The sizable grant, awarded by the California Board of State and Community Corrections (BSCC), will significantly increase the Holistic Intervention Partnership (HIP) over the next three years. Initiated as a pilot program in 2020, HIP’s collaborative team of public agencies and community-based organizations support the aforementioned vulnerable County residents in the criminal legal system to improve outcomes.

As part of the new grant, substantial funds will be applied toward preserving or providing housing for approximately 35 percent of public defender clients who are unhoused or at risk, according to the statement. Nearly half of the grant’s budget is reserved for housing staffing and resources, providing “direct dollars for housing, both permanent and short-term, for those impacted by the local criminal legal system.”

According to McDonnell’s office, HIP has been effective in supporting vulnerable county residents, reducing incarceration and increasing public safety.
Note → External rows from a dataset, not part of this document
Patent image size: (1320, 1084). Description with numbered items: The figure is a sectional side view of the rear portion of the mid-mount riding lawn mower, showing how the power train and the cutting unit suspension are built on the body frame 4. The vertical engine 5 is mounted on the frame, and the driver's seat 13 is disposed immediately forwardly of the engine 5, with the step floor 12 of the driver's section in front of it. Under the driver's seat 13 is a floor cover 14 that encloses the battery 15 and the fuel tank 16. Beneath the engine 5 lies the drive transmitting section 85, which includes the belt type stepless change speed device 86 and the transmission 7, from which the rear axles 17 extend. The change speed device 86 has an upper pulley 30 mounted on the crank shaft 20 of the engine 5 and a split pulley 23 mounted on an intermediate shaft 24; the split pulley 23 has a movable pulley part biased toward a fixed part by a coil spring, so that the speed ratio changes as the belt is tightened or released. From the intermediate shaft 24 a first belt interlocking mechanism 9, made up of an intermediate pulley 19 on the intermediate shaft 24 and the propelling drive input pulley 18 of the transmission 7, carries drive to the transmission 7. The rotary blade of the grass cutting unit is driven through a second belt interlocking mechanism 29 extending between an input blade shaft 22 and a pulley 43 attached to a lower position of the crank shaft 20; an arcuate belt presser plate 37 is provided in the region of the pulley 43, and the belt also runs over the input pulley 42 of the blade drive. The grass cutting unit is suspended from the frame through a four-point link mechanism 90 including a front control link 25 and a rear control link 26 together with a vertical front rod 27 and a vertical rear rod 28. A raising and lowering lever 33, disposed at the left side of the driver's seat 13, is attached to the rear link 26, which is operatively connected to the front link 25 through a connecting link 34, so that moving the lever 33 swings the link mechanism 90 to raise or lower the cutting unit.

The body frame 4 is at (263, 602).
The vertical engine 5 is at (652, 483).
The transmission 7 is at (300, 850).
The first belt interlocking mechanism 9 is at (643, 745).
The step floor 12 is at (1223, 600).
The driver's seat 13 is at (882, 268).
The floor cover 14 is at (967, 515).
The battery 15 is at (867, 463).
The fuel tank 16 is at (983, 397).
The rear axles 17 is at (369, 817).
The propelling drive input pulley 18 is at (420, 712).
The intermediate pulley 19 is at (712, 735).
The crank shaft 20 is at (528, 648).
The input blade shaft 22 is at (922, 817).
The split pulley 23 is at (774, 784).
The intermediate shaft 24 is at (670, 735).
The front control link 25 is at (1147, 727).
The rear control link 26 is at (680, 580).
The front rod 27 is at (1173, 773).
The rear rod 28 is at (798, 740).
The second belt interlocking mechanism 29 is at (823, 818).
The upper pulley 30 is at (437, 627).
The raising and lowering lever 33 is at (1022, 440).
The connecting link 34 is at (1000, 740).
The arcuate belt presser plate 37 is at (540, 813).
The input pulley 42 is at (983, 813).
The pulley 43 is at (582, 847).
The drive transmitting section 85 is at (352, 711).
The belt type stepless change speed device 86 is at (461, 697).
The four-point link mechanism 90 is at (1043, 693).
The new grant will bolster HIP’s array of resources, to encompass “immediate legal representation, civil legal advocacy and community based services for at least 900 people over three years.”

“We are so grateful that, with this state grant, we will be able to expand access to critical legal, housing, mental health and reentry services to support those involved in our criminal legal system and ensure that they have the resources that they need in order to be successful in our community,” said McDonnell.

The grant is made possible through Prop 47 revenues, said McDonnell’s office. The 2014 voter-approved initiative reduced penalties from felonies to misdemeanors for a number of nonviolent crimes, in turn directing the state incarceration savings toward increasing community-based resources in jurisdictions throughout California.

The HIP partnership consists of the Contra Costa County Public Defender’s Office; County Health, Housing and Homeless Services; County Behavioral Health Division; County Employment and Human Services Department; Rubicon Programs and its Reentry Success Center; and the Hume Center, per McDonnell’s office.